A Speech on “Indigenous People Around the World”

Good (—) to one and all present here. I am here today to speak about the indigenous people around the world. There are 370 million Indigenous people across the world and spread over 90 countries. They belong to quite 5,000 different Indigenous peoples and speak over 4,000 languages. Indigenous people represent about 5% of the world’s population.

The overwhelming majority of them, i.e., 70% sleep in Asia. Although they need different customs and cultures, they face identical harsh realities: eviction from their ancestral lands, being denied the chance to specify their culture, physical attacks, and treatment as second-class citizens. Indigenous peoples are often marginalized and face discrimination in countries’ legal systems, leaving them even more at risk of violence and abuse.

Indigenous human rights defenders who speak out face intimidation and violence and these are often supported by the state. Additionally, individuals could also be physically attacked and killed only for belonging to Indigenous people. Peaceful efforts by Indigenous Peoples to keep up their cultural identity or exercise control over their traditional lands, which are often rich in resources and biodiversity, have led to accusations of treason or terrorism. Discrimination is the reason why Indigenous peoples comprise 15% of the world’s extreme poor. Globally, they also suffer higher rates of landlessness, malnutrition, and internal displacement than other groups. 

Indigenous people have a strong link to territories and surrounding natural resources. They have distinct languages, beliefs, and cultures. They also have distinct political, social, and economic systems. They are often discriminated against and marginalized by every state. They hold, maintain, and develop their ancestral legacies and environments and have systems as distinct people.

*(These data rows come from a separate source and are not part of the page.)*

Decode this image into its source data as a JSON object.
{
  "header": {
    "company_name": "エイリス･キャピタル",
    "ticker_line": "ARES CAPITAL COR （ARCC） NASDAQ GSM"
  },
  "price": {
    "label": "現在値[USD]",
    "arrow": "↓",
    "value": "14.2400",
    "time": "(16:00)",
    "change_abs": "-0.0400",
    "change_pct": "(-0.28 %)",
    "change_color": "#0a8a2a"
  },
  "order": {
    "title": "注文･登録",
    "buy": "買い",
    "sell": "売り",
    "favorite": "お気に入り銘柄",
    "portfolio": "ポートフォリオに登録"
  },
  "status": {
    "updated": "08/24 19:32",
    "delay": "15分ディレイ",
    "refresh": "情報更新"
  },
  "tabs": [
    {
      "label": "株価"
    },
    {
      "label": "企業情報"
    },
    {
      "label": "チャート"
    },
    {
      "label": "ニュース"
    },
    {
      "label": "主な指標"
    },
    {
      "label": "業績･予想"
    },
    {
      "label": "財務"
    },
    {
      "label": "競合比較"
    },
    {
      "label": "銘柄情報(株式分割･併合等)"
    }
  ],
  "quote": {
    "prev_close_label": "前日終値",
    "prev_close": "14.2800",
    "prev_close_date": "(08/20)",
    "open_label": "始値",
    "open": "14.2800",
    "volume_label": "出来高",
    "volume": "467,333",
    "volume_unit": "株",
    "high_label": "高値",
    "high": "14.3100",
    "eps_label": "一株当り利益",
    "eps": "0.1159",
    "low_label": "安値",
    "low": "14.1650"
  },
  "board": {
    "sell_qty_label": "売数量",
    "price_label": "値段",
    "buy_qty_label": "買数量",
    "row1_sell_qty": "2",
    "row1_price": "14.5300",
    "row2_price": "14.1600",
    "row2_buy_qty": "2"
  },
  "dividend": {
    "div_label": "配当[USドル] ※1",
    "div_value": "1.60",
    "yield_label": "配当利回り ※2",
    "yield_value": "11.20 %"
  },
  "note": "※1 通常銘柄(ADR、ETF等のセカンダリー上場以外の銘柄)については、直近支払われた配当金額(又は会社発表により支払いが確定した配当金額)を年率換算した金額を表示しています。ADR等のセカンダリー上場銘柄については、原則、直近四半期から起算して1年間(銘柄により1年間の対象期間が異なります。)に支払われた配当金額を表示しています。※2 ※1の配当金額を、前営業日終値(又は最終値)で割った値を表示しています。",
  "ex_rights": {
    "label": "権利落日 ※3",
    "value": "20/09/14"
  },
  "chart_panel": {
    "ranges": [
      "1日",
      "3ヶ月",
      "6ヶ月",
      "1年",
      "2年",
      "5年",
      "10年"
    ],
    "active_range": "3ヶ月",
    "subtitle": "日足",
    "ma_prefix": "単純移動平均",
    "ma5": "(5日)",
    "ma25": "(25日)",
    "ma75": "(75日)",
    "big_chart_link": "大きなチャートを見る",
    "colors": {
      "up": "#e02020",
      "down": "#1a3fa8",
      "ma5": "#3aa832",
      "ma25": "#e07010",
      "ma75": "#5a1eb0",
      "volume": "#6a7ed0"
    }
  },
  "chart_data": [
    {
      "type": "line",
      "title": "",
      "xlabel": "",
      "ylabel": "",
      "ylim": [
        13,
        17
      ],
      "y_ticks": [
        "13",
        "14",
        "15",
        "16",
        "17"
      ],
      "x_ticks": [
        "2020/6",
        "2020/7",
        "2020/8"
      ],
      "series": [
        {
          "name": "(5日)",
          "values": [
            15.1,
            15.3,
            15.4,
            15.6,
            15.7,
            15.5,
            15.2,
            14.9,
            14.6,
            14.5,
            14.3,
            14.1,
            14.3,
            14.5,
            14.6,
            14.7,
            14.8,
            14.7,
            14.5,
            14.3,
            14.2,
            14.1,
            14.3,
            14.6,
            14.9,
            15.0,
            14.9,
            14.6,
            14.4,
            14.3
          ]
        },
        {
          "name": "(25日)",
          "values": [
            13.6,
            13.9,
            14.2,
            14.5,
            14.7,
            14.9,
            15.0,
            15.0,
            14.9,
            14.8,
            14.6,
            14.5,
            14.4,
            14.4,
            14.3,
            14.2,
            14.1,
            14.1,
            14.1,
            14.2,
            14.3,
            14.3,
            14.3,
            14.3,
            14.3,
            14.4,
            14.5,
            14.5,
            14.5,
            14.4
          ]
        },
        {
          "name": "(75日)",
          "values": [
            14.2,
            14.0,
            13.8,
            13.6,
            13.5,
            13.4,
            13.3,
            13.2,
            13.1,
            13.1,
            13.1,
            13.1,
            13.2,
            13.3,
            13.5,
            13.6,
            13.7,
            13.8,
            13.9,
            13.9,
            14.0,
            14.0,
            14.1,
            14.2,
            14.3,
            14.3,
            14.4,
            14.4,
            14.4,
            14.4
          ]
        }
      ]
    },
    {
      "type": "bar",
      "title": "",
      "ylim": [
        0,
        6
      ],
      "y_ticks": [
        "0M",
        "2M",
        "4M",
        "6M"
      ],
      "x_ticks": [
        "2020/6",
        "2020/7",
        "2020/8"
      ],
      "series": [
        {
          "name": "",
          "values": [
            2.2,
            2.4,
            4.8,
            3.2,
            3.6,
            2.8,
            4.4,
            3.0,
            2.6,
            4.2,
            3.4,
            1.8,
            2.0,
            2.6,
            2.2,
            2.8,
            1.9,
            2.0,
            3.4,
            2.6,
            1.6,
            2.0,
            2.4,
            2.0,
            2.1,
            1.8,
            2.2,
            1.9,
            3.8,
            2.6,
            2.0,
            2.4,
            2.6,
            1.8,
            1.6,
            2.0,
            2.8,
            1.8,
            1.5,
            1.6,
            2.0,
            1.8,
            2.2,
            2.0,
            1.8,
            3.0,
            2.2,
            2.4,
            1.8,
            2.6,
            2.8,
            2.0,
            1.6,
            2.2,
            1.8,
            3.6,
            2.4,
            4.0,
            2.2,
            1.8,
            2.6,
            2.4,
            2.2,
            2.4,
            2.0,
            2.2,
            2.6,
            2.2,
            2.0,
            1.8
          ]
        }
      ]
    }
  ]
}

These people also identify themselves as indigenous people. Indigenous people hold a special relationship with the land that they have lived for generations, for more than thousands of years. They have all essential and crucial knowledge as to how to manage natural resources sustainably and they act as custodians or guardians of the land for the following generations. According to them, losing their land means losing their identity. 

Indigenous peoples’ land ownership rights are recognized under jurisprudence. States cannot relocate Indigenous Peoples without their free, prior, and consent and without offering them adequate compensation. The land that Indigenous Peoples continue to exist in is home to over 80% of our planet’s biodiversity and rich in natural resources, like oil, gas, timber, and minerals.

However, these lands are routinely appropriated, sold, leased, or just plundered and polluted by governments and personal companies. Many Indigenous Peoples have uprooted from their land thanks to discriminatory policies or armed conflict. Indigenous land rights activists face violence and even murder once they seek to defend their lands.

Human rights abuses associated with their land rights and culture have prompted growing numbers of Indigenous Peoples to go away from their traditional lands for towns and cities. interrupted from resources and traditions vital to their welfare and survival, many Indigenous People face even greater marginalization, poverty, disease, and violence – and sometimes, extinction as a nation. Thank you.